Abstract

A portable near infrared spectral tomography (NIRST) system was adapted for breast cancer detection and treatment monitoring with improved speed of acquisition for parallel 12 wavelengths of parallel frequency-domain (FD) and continuous-wavelength (CW) measurement. Using a novel gain adjustment scheme in the Photomultiplier Tube detectors (PMTs), the data acquisition time for simultaneous acquisition involving three FD and three CW wavelengths, has been reduced from 90 to 55 seconds, while signal variation was also reduced from 2.1% to 1.1%. Tomographic images of breast collagen content have been recovered for the first time, and image reconstruction approaches with and without collagen content included have been validated in simulation studies and normal subject exams. Simulations indicate that including collagen content into the reconstruction procedure can significantly reduce the overestimation in total hemoglobin, water and lipid by 8.9μM, 1.8% and 15.8%, respectively, and underestimates in oxygen saturation by 9.5%, given an average 10% background collagen content. A breast cancer patient with invasive ductal carcinoma was imaged and the reconstructed images show that the recovered tumor/background contrast in total hemoglobin increased from 1.5 to 1.7 when collagen was included in reconstruction.

Highlights

  • Breast cancer is a complex disease that presents challenges for both detection, treatment, and treatment monitoring

  • Pilot studies have shown that near infrared spectroscopy (NIRS) and near infrared spectral tomography (NIRST) can assess the intrinsic biophysical composition of tissue, in terms of absorber concentrations of deoxy-hemoglobin (Hb) and oxy-hemoglobin (HbO), water and lipids [10,11,12], as well as the scattering signatures attributed to ultra-structural cellular density and size ensemble associated with the extracellular matrix and subcellular constituents in healthy breast tissues [13, 14]

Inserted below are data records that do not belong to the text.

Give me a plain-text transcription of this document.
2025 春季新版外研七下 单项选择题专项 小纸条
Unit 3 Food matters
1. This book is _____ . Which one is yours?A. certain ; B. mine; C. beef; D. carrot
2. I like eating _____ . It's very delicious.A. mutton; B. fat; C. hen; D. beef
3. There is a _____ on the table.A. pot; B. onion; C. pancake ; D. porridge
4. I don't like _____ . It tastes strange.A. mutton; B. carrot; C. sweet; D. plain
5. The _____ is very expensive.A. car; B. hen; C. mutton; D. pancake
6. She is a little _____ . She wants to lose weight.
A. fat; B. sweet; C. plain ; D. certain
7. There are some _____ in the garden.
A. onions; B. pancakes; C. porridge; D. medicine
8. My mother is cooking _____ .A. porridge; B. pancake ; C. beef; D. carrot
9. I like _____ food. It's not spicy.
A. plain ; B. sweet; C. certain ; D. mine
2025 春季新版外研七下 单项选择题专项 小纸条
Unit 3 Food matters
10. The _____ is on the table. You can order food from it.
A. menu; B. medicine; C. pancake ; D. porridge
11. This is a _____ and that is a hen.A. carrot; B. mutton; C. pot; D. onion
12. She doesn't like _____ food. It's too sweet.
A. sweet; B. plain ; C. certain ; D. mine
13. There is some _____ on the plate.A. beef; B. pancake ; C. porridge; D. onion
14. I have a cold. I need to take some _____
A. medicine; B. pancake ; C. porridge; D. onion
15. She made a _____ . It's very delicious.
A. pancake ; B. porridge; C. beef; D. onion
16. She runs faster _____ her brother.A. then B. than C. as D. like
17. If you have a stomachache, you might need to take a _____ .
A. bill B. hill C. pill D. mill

  • In addition to total hemoglobin (HbT, sum of oxy- and deoxy-hemoglobin) and oxygen saturation (StO2, the ratio of oxyhemoglobin to HbT), recent studies suggested that the extracellular water fraction occurring during the earliest stages of neoadjuvant chemotherapy (NAC) is a biomarker of tumor response to therapy because they accompany apoptotic cell shrinkage [20]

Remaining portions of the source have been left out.